POLAR

The participation of local areas (POLAR) classification groups areas across the UK based on the proportion of the young population that participate in higher education (HE). It looks at how likely young people are to participate in HE across the UK and shows how this varies by area.

POLAR classifies local areas into five quintiles based on the proportion of 18-year-olds who enter HE aged 18 or 19. Quintile 1 is the fifth of areas with the lowest proportion of progression to HE. We are using the latest version of this data, Polar 4, which we receive directly from UCAS.

You will be flagged as a widening participation priority if the home postcode listed on your UCAS application when you apply falls into quintile 1 or 2. If your postcode falls into quintile 3, you will only be flagged as a widening participation priority if your postcode also falls into IMD quintile 3 (see below).

Look up which POLAR 4 quintile your home postcode falls into

IMD

Index of multiple deprivation (IMD) is a measure of relative deprivation for small, fixed geographic areas of the UK. IMD classifies these areas into five quintiles based on relative disadvantage, with quintile 1 being the most deprived and quintile 5 being the least deprived.

IMD data is freely available from relevant government resources (aside from post-codes in Northern Ireland, for which data is unfortunately not freely available), and we are using IMD data from 2019. When we receive your UCAS application, the home postcode you provide will be paired with IMD data so that we can determine which quintile you fall into.

You will be flagged as a widening participation priority if the home postcode listed on your UCAS application when you apply falls into IMD quintile 1 or 2. If your postcode falls into quintile 3, you will only be flagged as a widening participation priority if your postcode also falls into Polar 4, quintile 3 (see above).

Look-up which IMD quintile your home postcode falls into (England only).

Time in care status

When you complete your UCAS application there is a section for you to declare if you have spent time in Local Authority care, either with foster carers or in a children’s home (or in Scotland under a home supervision order).

We would strongly recommend doing this if it applies to you, regardless of when or how long you were in care for.
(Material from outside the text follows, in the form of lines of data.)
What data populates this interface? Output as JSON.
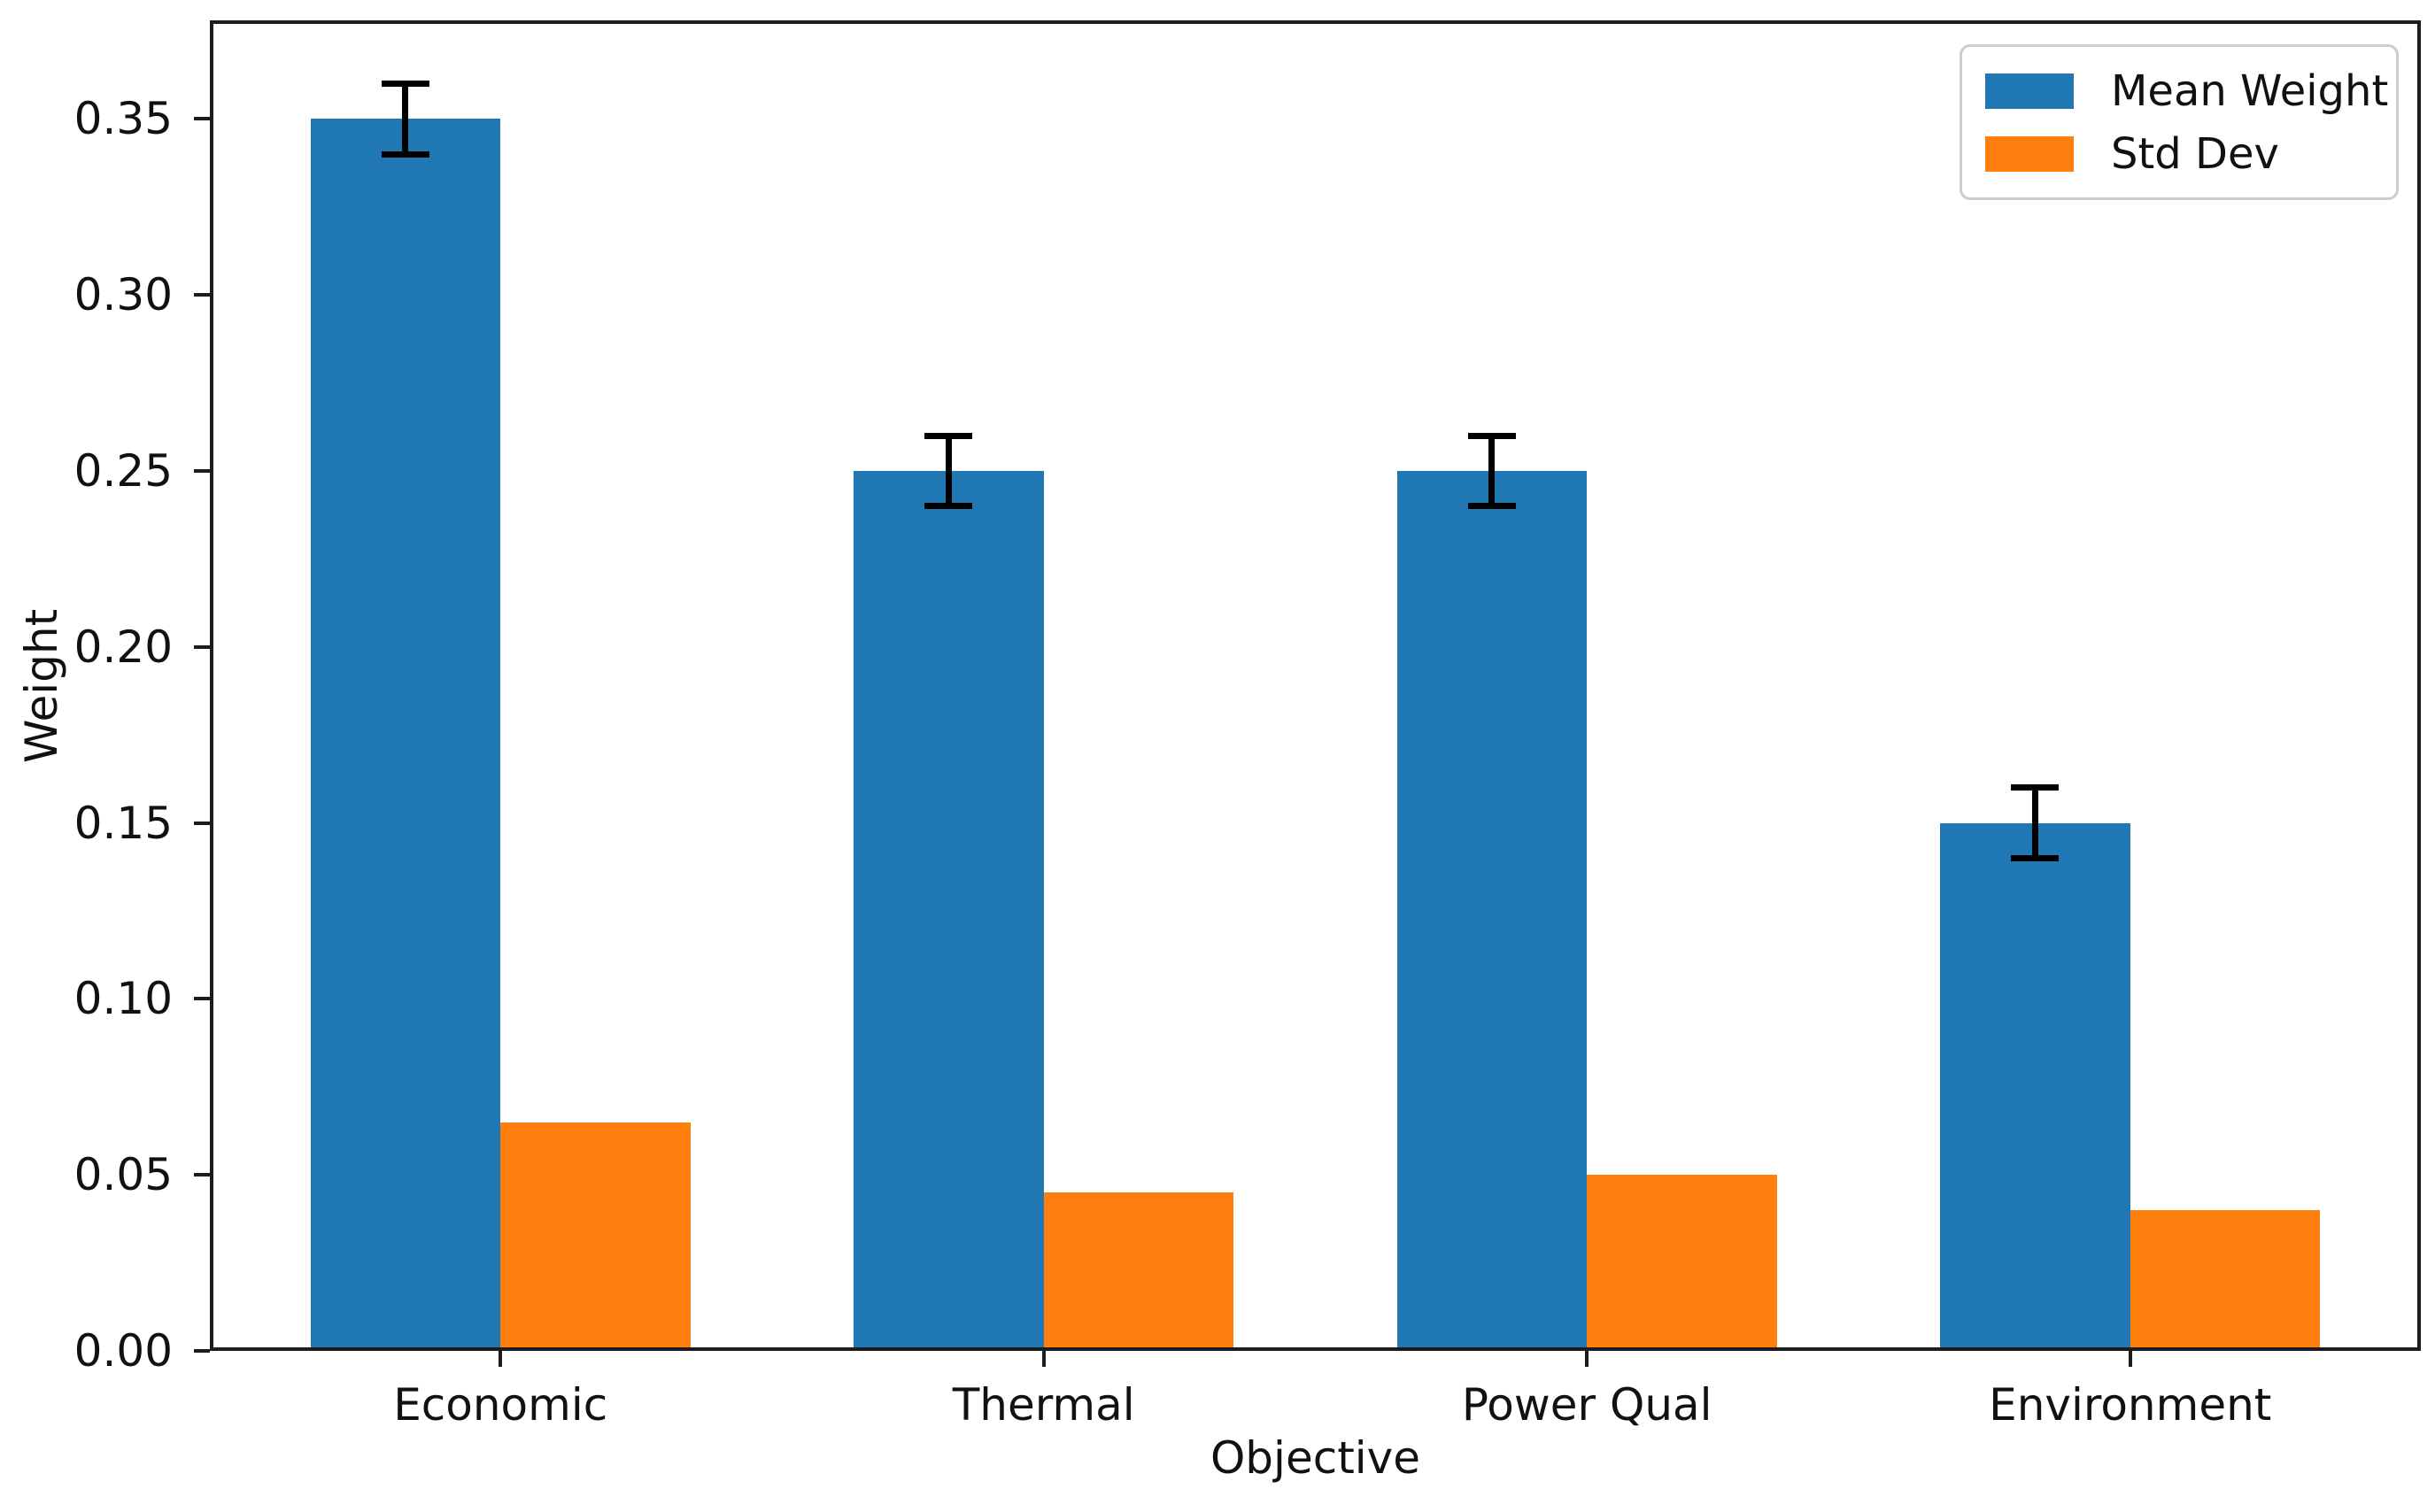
{
  "chart_data": {
    "type": "bar",
    "categories": [
      "Economic",
      "Thermal",
      "Power Qual",
      "Environment"
    ],
    "series": [
      {
        "name": "Mean Weight",
        "color": "#1f77b4",
        "values": [
          0.35,
          0.25,
          0.25,
          0.15
        ],
        "errors": [
          0.01,
          0.01,
          0.01,
          0.01
        ]
      },
      {
        "name": "Std Dev",
        "color": "#ff7f0e",
        "values": [
          0.065,
          0.045,
          0.05,
          0.04
        ],
        "errors": null
      }
    ],
    "xlabel": "Objective",
    "ylabel": "Weight",
    "ylim": [
      0,
      0.378
    ],
    "xlim": [
      -0.535,
      3.535
    ],
    "yticks": [
      0.0,
      0.05,
      0.1,
      0.15,
      0.2,
      0.25,
      0.3,
      0.35
    ],
    "ytick_labels": [
      "0.00",
      "0.05",
      "0.10",
      "0.15",
      "0.20",
      "0.25",
      "0.30",
      "0.35"
    ],
    "bar_width": 0.35,
    "grid": false,
    "error_bar_color": "#000000",
    "legend": {
      "position": "upper right",
      "entries": [
        "Mean Weight",
        "Std Dev"
      ]
    }
  }
}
This means that you will receive relevant information about support from all the universities that you apply to.

You will be flagged as a widening participation priority if you declare something in this section of your UCAS application.

Refugee, Asylum Seeker, Humanitarian Protection status

When you complete your UCAS application there is a section for you to declare your fee status.

You will be flagged as a widening participation priority if you have declared on your UCAS form that you are a refugee, asylum seeker or someone who has been granted humanitarian protection. If this applies to you and you're successful in receiving an offer from us, you will receive a copy of our Fee Status Questionnaire so that we can formally assess and confirm your fee status.

School performance at Level 2

We look at data attached to the school that you have listed as attending when you sat your GCSEs (or equivalent qualifications) to see if it is below the national average. We look at the data for the latest year of examinations that is available, which is the 2019 examinations for the 2021 UCAS cycle.

If you have attended numerous schools, we will look at data for all those you may have attended up until taking your GCSE or equivalent qualifications. Some school performance data is provided by UCAS, but other data is collected directly from the relevant national government department.

Your application will not be flagged using this data, however, it may help to further contextualise your academic performance.

School performance at Level 3

We look at data attached to the school or college that you have listed as attending when you sit your A levels (or equivalent qualifications) to see if it is below the national average. We look at the data for the latest year of examinations that is available, which is the 2019 examinations for the 2021 UCAS cycle.

If you have attended numerous schools/colleges, we will look at data for all those you may have attended while taking your A level or equivalent qualifications. Some school performance data is provided by UCAS, but other data is collected directly from the relevant national government department.

Your application will not be flagged using this data, however, it may help to further contextualise your academic performance.

Disability status

When you complete your UCAS application there is a section for you to declare if you have a disability, additional learning need or long-term/mental health condition.

We would strongly recommend doing this if it applies to you, as it will make sure that you receive relevant information about support from the universities that you apply to.

Your application will not be flagged using this data, however, it may help to further contextualise your academic performance and make sure we are showing your application sufficient flexibility.

Young carers or estranged students

If you have caring responsibilities or are estranged from your family then we would encourage you to ask your academic referee to mention this in your reference.

Your application will not be flagged using this data, however, it may help to further contextualise your academic performance and make sure we are showing your application sufficient flexibility.